Comparative studies between human and Presbytis comata MC1R provide unique opportunities for developing novel therapeutic approaches. Future research directions include:

• Novel peptide agonists: Identifying regions of MC1R that are highly conserved across primates may reveal critical functional domains that could be targeted with peptide-based therapeutics with high specificity and reduced off-target effects.

• Targeted radionuclide therapy: Building on the success of MC1R-targeted imaging tracers like [203Pb]VMT01 and [68Ga]VMT02 , comparative studies could inform the development of therapeutics that specifically target melanoma cells expressing MC1R while sparing normal tissues.

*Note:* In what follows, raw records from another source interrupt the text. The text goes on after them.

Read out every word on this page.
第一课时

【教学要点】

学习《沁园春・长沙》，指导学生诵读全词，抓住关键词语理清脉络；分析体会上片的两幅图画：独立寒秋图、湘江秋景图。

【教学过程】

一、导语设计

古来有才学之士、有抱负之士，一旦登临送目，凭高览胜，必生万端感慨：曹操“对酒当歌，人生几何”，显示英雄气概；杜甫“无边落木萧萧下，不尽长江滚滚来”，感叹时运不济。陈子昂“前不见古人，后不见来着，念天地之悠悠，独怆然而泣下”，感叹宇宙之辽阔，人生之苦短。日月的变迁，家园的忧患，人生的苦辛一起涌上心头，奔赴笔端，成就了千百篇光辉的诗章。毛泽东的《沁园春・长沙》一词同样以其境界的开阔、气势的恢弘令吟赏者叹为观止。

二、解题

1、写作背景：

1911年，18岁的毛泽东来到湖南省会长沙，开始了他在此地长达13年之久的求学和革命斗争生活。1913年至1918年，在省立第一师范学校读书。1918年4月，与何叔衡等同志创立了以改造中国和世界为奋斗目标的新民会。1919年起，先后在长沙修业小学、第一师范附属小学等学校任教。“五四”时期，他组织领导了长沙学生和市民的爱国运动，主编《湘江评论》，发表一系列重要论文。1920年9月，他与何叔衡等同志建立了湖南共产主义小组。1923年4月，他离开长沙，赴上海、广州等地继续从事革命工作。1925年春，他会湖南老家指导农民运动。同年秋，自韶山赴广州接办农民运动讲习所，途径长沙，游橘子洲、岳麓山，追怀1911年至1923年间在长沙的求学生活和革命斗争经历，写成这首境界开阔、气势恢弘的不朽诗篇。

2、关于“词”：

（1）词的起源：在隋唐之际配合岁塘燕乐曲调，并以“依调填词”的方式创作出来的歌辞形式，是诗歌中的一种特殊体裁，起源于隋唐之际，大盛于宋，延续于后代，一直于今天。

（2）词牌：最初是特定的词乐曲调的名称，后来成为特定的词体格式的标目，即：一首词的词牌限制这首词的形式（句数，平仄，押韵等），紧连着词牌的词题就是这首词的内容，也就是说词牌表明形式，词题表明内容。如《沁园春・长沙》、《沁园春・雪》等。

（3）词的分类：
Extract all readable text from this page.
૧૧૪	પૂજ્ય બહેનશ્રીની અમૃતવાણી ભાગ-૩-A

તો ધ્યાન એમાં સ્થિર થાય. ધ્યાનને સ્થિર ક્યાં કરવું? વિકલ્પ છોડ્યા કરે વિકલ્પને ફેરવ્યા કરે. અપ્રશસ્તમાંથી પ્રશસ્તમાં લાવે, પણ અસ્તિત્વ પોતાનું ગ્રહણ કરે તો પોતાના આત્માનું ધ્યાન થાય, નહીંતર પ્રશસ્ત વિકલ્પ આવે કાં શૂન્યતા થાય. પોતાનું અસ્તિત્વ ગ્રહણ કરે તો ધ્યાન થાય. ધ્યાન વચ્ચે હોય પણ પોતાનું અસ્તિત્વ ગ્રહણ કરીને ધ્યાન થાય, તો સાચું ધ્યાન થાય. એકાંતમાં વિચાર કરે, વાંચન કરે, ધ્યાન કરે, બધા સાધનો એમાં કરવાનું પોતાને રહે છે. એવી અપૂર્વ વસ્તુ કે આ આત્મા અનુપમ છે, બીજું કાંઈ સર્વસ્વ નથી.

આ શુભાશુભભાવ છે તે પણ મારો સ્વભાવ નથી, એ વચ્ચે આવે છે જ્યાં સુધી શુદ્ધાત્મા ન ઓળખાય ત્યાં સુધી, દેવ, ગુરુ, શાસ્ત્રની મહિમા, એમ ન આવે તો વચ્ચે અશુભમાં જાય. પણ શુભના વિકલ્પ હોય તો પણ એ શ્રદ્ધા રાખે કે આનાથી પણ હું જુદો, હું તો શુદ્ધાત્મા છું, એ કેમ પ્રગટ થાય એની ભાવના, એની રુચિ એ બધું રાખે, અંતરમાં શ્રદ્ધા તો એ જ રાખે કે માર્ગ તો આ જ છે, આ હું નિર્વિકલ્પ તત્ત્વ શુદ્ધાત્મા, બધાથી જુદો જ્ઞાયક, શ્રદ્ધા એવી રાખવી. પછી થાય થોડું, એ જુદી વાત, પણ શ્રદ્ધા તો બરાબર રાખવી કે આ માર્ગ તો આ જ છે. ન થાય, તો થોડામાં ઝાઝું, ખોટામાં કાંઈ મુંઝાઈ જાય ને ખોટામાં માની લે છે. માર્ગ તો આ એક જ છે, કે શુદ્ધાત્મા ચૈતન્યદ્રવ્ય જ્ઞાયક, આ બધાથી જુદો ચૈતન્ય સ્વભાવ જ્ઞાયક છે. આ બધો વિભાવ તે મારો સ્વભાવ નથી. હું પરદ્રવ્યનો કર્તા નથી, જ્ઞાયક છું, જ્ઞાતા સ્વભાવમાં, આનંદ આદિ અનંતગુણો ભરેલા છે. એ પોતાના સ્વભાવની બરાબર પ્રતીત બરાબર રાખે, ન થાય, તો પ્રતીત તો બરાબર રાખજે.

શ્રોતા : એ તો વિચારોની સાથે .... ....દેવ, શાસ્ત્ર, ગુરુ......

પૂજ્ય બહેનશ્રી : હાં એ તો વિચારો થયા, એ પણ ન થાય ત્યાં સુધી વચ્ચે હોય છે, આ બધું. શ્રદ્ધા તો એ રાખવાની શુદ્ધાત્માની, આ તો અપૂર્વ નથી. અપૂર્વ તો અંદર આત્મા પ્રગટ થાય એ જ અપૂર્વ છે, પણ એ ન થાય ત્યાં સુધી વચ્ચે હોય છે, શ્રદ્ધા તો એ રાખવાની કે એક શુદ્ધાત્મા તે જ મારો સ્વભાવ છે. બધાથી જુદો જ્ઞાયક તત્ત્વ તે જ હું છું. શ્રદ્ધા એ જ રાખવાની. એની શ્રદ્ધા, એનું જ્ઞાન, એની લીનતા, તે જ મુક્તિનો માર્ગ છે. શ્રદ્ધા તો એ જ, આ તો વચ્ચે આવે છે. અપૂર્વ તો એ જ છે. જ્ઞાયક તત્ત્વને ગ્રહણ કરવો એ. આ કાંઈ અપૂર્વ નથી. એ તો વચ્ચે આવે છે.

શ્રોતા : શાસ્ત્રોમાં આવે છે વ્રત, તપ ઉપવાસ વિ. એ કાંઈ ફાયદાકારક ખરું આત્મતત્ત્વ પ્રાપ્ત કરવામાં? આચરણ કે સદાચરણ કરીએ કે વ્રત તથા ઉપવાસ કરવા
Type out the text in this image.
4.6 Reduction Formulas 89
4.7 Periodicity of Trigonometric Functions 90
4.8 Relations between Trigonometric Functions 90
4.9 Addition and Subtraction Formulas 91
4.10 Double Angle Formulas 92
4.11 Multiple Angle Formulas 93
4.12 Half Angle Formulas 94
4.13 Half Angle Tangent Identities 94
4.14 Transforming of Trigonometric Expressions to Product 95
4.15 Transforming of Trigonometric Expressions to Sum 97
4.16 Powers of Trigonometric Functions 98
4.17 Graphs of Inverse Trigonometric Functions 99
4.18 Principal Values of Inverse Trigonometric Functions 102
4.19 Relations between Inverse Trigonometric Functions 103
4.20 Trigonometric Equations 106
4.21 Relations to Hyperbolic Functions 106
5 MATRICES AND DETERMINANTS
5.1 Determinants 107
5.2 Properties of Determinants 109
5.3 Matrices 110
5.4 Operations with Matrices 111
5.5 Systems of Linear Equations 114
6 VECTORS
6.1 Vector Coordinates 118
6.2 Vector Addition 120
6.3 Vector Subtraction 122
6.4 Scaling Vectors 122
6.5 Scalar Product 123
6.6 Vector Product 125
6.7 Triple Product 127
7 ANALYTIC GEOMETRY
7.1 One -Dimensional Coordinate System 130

• UV-protective interventions: Understanding the palmitoylation-dependent protective mechanisms of MC1R against UV-induced chromosome damage could lead to novel interventions to enhance this protection in individuals with compromised MC1R function.

• Personalized medicine approaches: Insights from comparative primate studies could inform more precise risk assessment and preventive strategies for individuals with specific MC1R variants .

• Evolutionary medicine: Studying MC1R adaptations across primate species that evolved in different UV environments could reveal natural protective mechanisms that could be mimicked therapeutically.

What emerging technologies might advance our understanding of Presbytis comata MC1R structure and function?

Several cutting-edge technologies hold promise for advancing MC1R research:

• Cryo-electron microscopy: This technology can reveal the three-dimensional structure of MC1R in various activation states, providing insights into ligand binding and conformational changes.

• CRISPR/Cas9 genome editing: Creating precise modifications in MC1R genes can help elucidate structure-function relationships and validate findings from recombinant protein studies.

• Single-cell transcriptomics and proteomics: These approaches can reveal cell-type specific responses to MC1R activation and identify novel downstream pathways.

• Advanced imaging techniques: Development of MC1R-specific imaging probes could enable non-invasive monitoring of receptor expression and function in vivo .

• Artificial intelligence and molecular dynamics: Computational approaches can predict the impact of sequence variations on MC1R function and help design novel therapeutic compounds with optimized properties.